Considering the potential failure in discovering variation due to contextual differences within the mapping region of Dempsey and Yuwolcho, we generated a Yuwolcho assembly. This resulted in a contig-level assembly and confirmed contextual differences between Yuwolcho and Dempsey through gene prediction and functional annotation (Fig. 5). And, the BSA-seq data was aligned to the Yuwolcho assembly to obtain the SNP list within the predicted gene sequences (Table S8). However, three SNPs (ptg000019l:9,538,501, ptg000019l:9,560,873, ptg000019l:9,610,609) that homogeneously preserved the EMS-induced sequence were not present within the coding sequence. It is expected that the gene found in the delimited region obtained through mapping will not contain the Pun4 target gene, and that an external genetic factor will interact with the SNP found in the region.

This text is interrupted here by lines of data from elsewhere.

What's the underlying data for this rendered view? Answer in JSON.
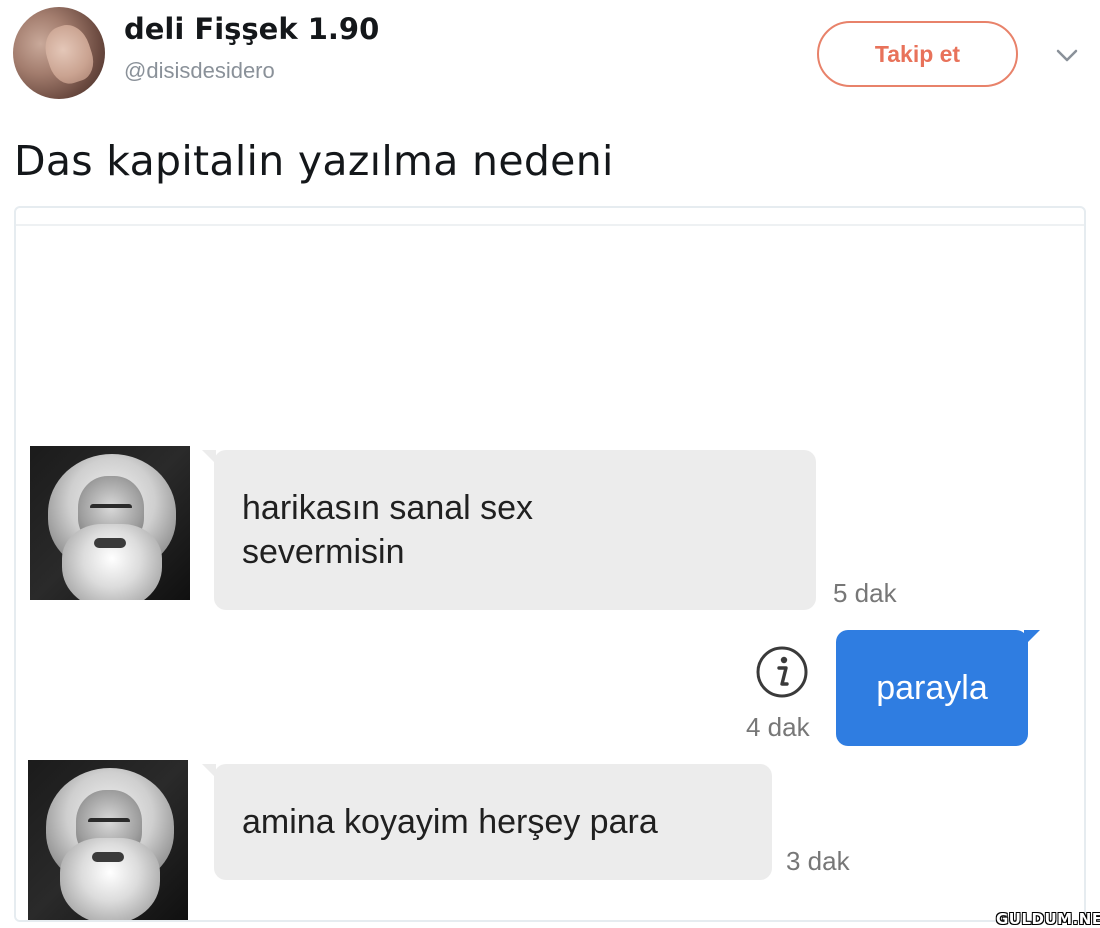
{
  "tweet": {
    "author": {
      "display_name": "deli Fişşek 1.90",
      "handle": "@disisdesidero",
      "avatar_icon": "user-avatar-photo"
    },
    "follow_button_label": "Takip et",
    "menu_icon": "chevron-down-icon",
    "text": "Das kapitalin yazılma nedeni",
    "accent_color": "#e8725a"
  },
  "chat": {
    "contact_avatar_icon": "karl-marx-portrait",
    "messages": [
      {
        "direction": "incoming",
        "lines": [
          "harikasın sanal sex",
          "severmisin"
        ],
        "time": "5 dak"
      },
      {
        "direction": "outgoing",
        "text": "parayla",
        "time": "4 dak",
        "status_icon": "info-icon"
      },
      {
        "direction": "incoming",
        "lines": [
          "amina koyayim herşey para"
        ],
        "time": "3 dak"
      }
    ],
    "incoming_bubble_color": "#ececec",
    "outgoing_bubble_color": "#2f7de1"
  },
  "watermark": "GULDUM.NET"
}
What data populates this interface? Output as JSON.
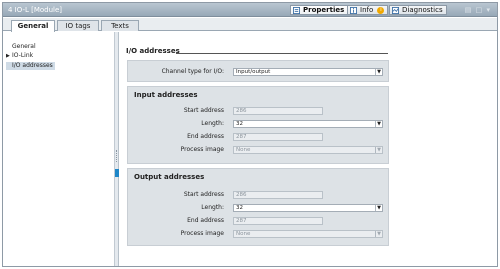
{
  "window": {
    "title": "4 IO-L [Module]",
    "buttons": [
      {
        "label": "Properties",
        "icon": "properties-icon",
        "active": true
      },
      {
        "label": "Info",
        "icon": "info-icon",
        "badge": "i"
      },
      {
        "label": "Diagnostics",
        "icon": "diagnostics-icon"
      }
    ],
    "controls": "▤ □ ▾"
  },
  "tabs": [
    "General",
    "IO tags",
    "Texts"
  ],
  "nav": {
    "items": [
      {
        "label": "General",
        "expandable": false
      },
      {
        "label": "IO-Link",
        "expandable": true,
        "arrow": "▶"
      },
      {
        "label": "I/O addresses",
        "expandable": false,
        "selected": true
      }
    ]
  },
  "section": {
    "title": "I/O addresses"
  },
  "channel": {
    "label": "Channel type for I/O:",
    "value": "Input/output"
  },
  "input": {
    "title": "Input addresses",
    "start_label": "Start address",
    "start_value": "286",
    "length_label": "Length:",
    "length_value": "32",
    "end_label": "End address",
    "end_value": "287",
    "process_label": "Process image",
    "process_value": "None"
  },
  "output": {
    "title": "Output addresses",
    "start_label": "Start address",
    "start_value": "286",
    "length_label": "Length:",
    "length_value": "32",
    "end_label": "End address",
    "end_value": "287",
    "process_label": "Process image",
    "process_value": "None"
  },
  "colors": {
    "titlebar": "#a8b8c6",
    "panel": "#dde2e6",
    "selection": "#cfdbe6",
    "marker": "#1e86c8"
  }
}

Candidate gene selection and further studies

By combining the results of all analyses presented in this study, we have selected five genes located in the proximity of the Pun4 locus as high-confidence candidates, although none of them showed significant differences in their genic sequences between WT and the mutants. Enhancers can modulate the expression of genes located as far as 2–3 Mb away in metazoans, and this phenomenon has also been observed in crop plants, such as maize (Krivega and Dean 2012; Stam et al. 2002; Weber et al. 2016). Therefore, it is possible that one of the mutations may be within a long-distance cis-regulatory element region of the candidates, acting as an enhancer or silencer. Additionally, the SNPs in the mapping region may exist on the trans-regulatory genetic factors, including ncRNA or miRNA related to CBGs, which cannot be ruled out. Consequently, the five candidate genes could potentially serve as target genes for Pun4, acting as either enhancers or silencing factors. Furthermore, CBG homologs that are located on chromosome 6 and exhibit differential expression between WT and mutants may be considered as another set of potential genes that interact with the mutation(s) within the Pun4 locus (Table S7).